De mijn had twee steenbergen, waarvan de oudste ten zuidwesten van de mijnschacht was opgeworpen en ten noordwesten de jongste, de Koumenberg. Na de mijnsluiting werd de oude steenberg afgevlakt waardoor er niets meer in het landschap te zien is. Ter plaatse is het zuidelijk deel van de buurt Groot Rennemig op de plaats gebouwd. De jongste mijnberg werd behouden, al werd de heuvel iets afgevlakt, en op de heuvel een wandelpark aangelegd.[6][7]

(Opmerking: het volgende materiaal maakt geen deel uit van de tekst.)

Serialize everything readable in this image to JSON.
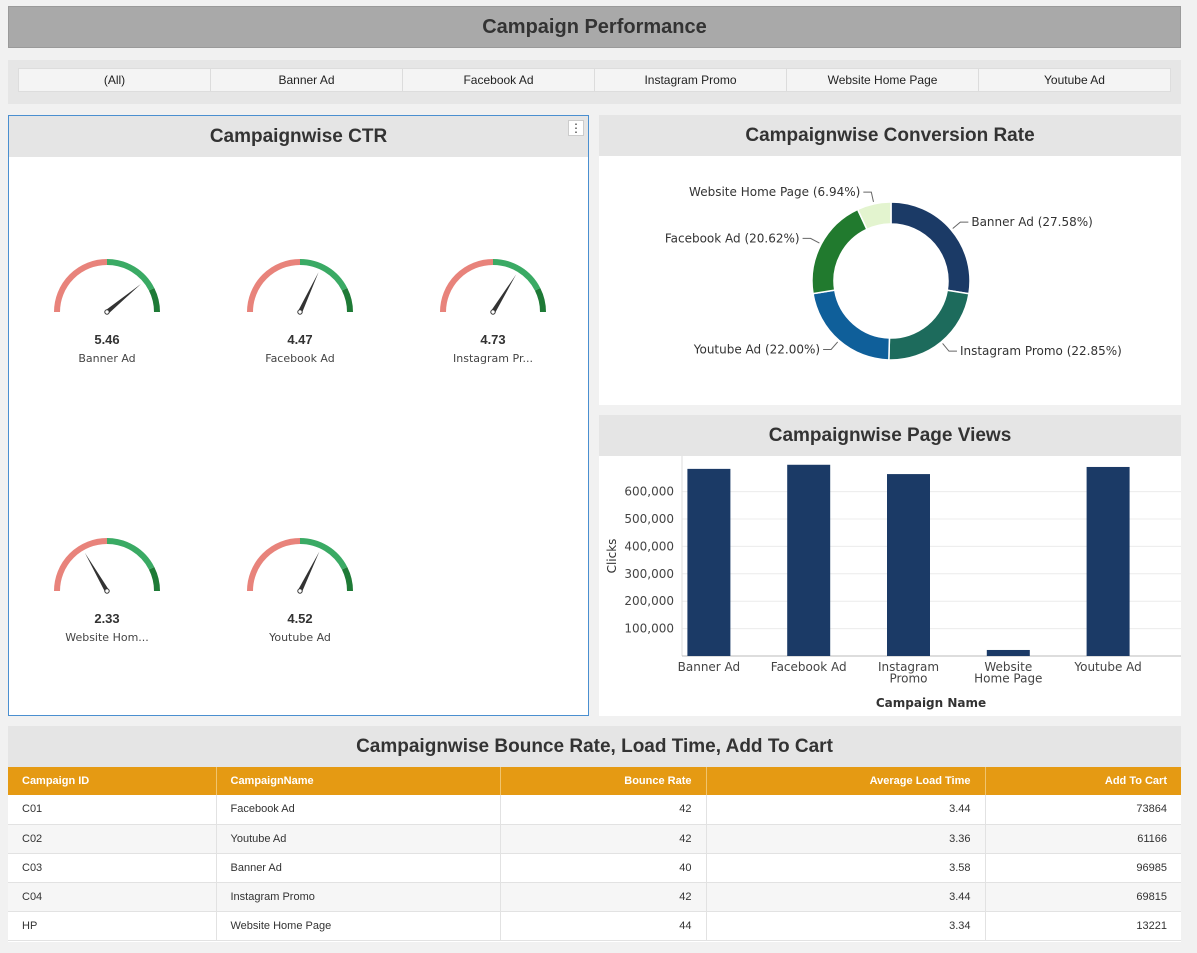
{
  "header": {
    "title": "Campaign Performance"
  },
  "filters": [
    "(All)",
    "Banner Ad",
    "Facebook Ad",
    "Instagram Promo",
    "Website Home Page",
    "Youtube Ad"
  ],
  "ctr_panel": {
    "title": "Campaignwise CTR",
    "menu_icon": "more-vertical-icon",
    "gauges": [
      {
        "label": "Banner Ad",
        "value": "5.46"
      },
      {
        "label": "Facebook Ad",
        "value": "4.47"
      },
      {
        "label": "Instagram Pr...",
        "value": "4.73"
      },
      {
        "label": "Website Hom...",
        "value": "2.33"
      },
      {
        "label": "Youtube Ad",
        "value": "4.52"
      }
    ],
    "colors": {
      "low": "#e8837b",
      "mid": "#3aaa64",
      "high": "#1e7a36",
      "needle": "#333333"
    }
  },
  "conversion_panel": {
    "title": "Campaignwise Conversion Rate",
    "chart_data": {
      "type": "pie",
      "slices": [
        {
          "label": "Banner Ad (27.58%)",
          "value": 27.58,
          "color": "#1b3a66"
        },
        {
          "label": "Instagram Promo (22.85%)",
          "value": 22.85,
          "color": "#1d6b5c"
        },
        {
          "label": "Youtube Ad (22.00%)",
          "value": 22.0,
          "color": "#0f5f9a"
        },
        {
          "label": "Facebook Ad (20.62%)",
          "value": 20.62,
          "color": "#217a2e"
        },
        {
          "label": "Website Home Page (6.94%)",
          "value": 6.94,
          "color": "#e3f4cf"
        }
      ]
    }
  },
  "views_panel": {
    "title": "Campaignwise Page Views",
    "chart_data": {
      "type": "bar",
      "categories": [
        "Banner Ad",
        "Facebook Ad",
        "Instagram Promo",
        "Website Home Page",
        "Youtube  Ad"
      ],
      "category_lines": [
        [
          "Banner Ad"
        ],
        [
          "Facebook Ad"
        ],
        [
          "Instagram",
          "Promo"
        ],
        [
          "Website",
          "Home Page"
        ],
        [
          "Youtube  Ad"
        ]
      ],
      "values": [
        683000,
        698000,
        664000,
        22000,
        690000
      ],
      "ylabel": "Clicks",
      "xlabel": "Campaign Name",
      "ylim": [
        0,
        730000
      ],
      "yticks": [
        "100,000",
        "200,000",
        "300,000",
        "400,000",
        "500,000",
        "600,000"
      ],
      "ytick_values": [
        100000,
        200000,
        300000,
        400000,
        500000,
        600000
      ],
      "bar_color": "#1b3a66"
    }
  },
  "table_panel": {
    "title": "Campaignwise Bounce Rate, Load Time, Add To Cart",
    "columns": [
      "Campaign ID",
      "CampaignName",
      "Bounce Rate",
      "Average Load Time",
      "Add To Cart"
    ],
    "rows": [
      [
        "C01",
        "Facebook Ad",
        "42",
        "3.44",
        "73864"
      ],
      [
        "C02",
        "Youtube Ad",
        "42",
        "3.36",
        "61166"
      ],
      [
        "C03",
        "Banner Ad",
        "40",
        "3.58",
        "96985"
      ],
      [
        "C04",
        "Instagram Promo",
        "42",
        "3.44",
        "69815"
      ],
      [
        "HP",
        "Website Home Page",
        "44",
        "3.34",
        "13221"
      ]
    ]
  }
}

In 2005 werd de "Opsporingsvergunning voor aardwarmte Heerlen" verleend door de Minister van Economische zaken. Het plan was om het mijnwater (met een temperatuur van 30 °C) te gebruiken als warmtebron. Met succes werden in 2006 twee precisieboringen uitgevoerd die vanaf het oppervlak de watervoerende oude mijngangen van de ON III op 700 m diepte bereikten. Sinds oktober 2008 is de aardwarmtecentrale in werking. In 2023 werd een derde mijngang aangeboord.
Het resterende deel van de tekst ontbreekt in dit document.